What does assisted fertilization consist of?

“Assisted fertilization” is not an absolute concept, but a sort of “umbrella expression” which contains within it various techniques and variants, all aimed at conception.

The Ministry of Health speaks of  Medically Assisted Procreation (MAP) and explains that this includes “all those procedures that involve the treatment of human oocytes, sperm or embryos as part of a project aimed at achieving a pregnancy”. Sometimes, in fact, as is known, there are personal stories or physiological situations that prevent you from achieving the goal of a pregnancy in the traditional way. In these cases, the use of one of the different PMA techniques can allow the dream of having a child to come true.

Who is Assisted Reproduction (MAP) indicated for?

Medically assisted procreation can be used in all those cases in which spontaneous conception has proved impossible, or remote, despite the use of specific treatments or drugs. The cases are varied: they range from full-blown infertility to cases in which, despite the lack of apparent causes, attempts to conceive are unsuccessful despite long periods of attempts, from sperm values ​​that are too low in men to women with blocked tubes or too much damaged.

In all cases, before evaluating whether to resort to assisted procreation and eventually deciding which procedure to apply, the available data will also have to be cross-referenced with those relating to the woman’s age and the time to seek conception, as well as obviously other personal characteristics such as body mass, ovarian morphology and any pathologies.

In vivo and in vitro (first and second level)

Generally, two levels of PMA are identified. The so-called  first level assisted fertilization  includes the whole set of techniques and methods carried out “in vivo”, ie inside the female body.

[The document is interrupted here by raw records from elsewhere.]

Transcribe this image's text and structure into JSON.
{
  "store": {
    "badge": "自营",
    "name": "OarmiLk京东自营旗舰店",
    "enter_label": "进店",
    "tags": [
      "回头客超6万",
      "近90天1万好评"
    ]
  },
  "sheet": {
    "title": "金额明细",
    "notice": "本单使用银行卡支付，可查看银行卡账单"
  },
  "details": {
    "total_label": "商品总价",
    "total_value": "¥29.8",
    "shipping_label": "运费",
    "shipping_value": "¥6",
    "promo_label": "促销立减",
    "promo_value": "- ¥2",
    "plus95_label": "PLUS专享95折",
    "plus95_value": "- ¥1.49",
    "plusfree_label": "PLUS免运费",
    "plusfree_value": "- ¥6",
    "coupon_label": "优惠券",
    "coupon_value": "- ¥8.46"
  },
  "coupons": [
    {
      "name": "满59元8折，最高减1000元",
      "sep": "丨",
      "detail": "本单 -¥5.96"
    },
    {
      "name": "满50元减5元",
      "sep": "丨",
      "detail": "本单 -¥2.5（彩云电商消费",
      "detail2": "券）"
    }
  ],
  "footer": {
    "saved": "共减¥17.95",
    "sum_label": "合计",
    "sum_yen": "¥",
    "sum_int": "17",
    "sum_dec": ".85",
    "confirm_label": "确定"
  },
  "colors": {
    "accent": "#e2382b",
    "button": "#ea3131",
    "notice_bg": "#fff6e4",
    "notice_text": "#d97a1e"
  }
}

On the other hand, the so-called “in vitro” techniques are of  second level  , ie when fertilization – or rather the meeting between sperm and oocyte – takes place outside the body, in the laboratory. The doctor who performs it and the reproductive assistance facility will take care, after careful diagnosis and interviews, to establish from time to time whether to prefer in vivo fertilization or opt for in vitro fertilization, and from there move towards the specific technique .

There is also, much rarer, third-level fertilization  , which includes procedures that represent a real operation, complete with hospitalization and complete sedation. We will not go into the merits of the latter in this article, limiting ourselves to mentioning the techniques that include: laparoscopic intratubal transfer of male and female gametes (GIFT), microsurgical collection of gametes from the testicle and laparoscopic oocyte retrieval.

The main forms of fertilization

Among the main forms of ART performed in vivo are  ovarian stimulation  and intrauterine insemination .

The first, which can be a treatment on its own or the first part of a more complex programme, consists of a hormonal therapy aimed at inducing ovulation, or more specifically the maturation of several ovarian follicles, all aimed at having more oocytes for fertilization. Ovarian stimulation by subcutaneous route, with daily injections (for 14-day cycles) that can be done alone.

Intrauterine insemination instead involves, after the subcutaneous introduction of a follicle-stimulating hormone, the transfer into the uterus through the use of a catheter of the sperm previously treated in the laboratory, during the periovulatory period: the idea is to make it more the path of the sperm towards the oocytes is short and easy, favoring the meeting of the gametes for the purpose of conception. It is a rather simple and not particularly invasive technique.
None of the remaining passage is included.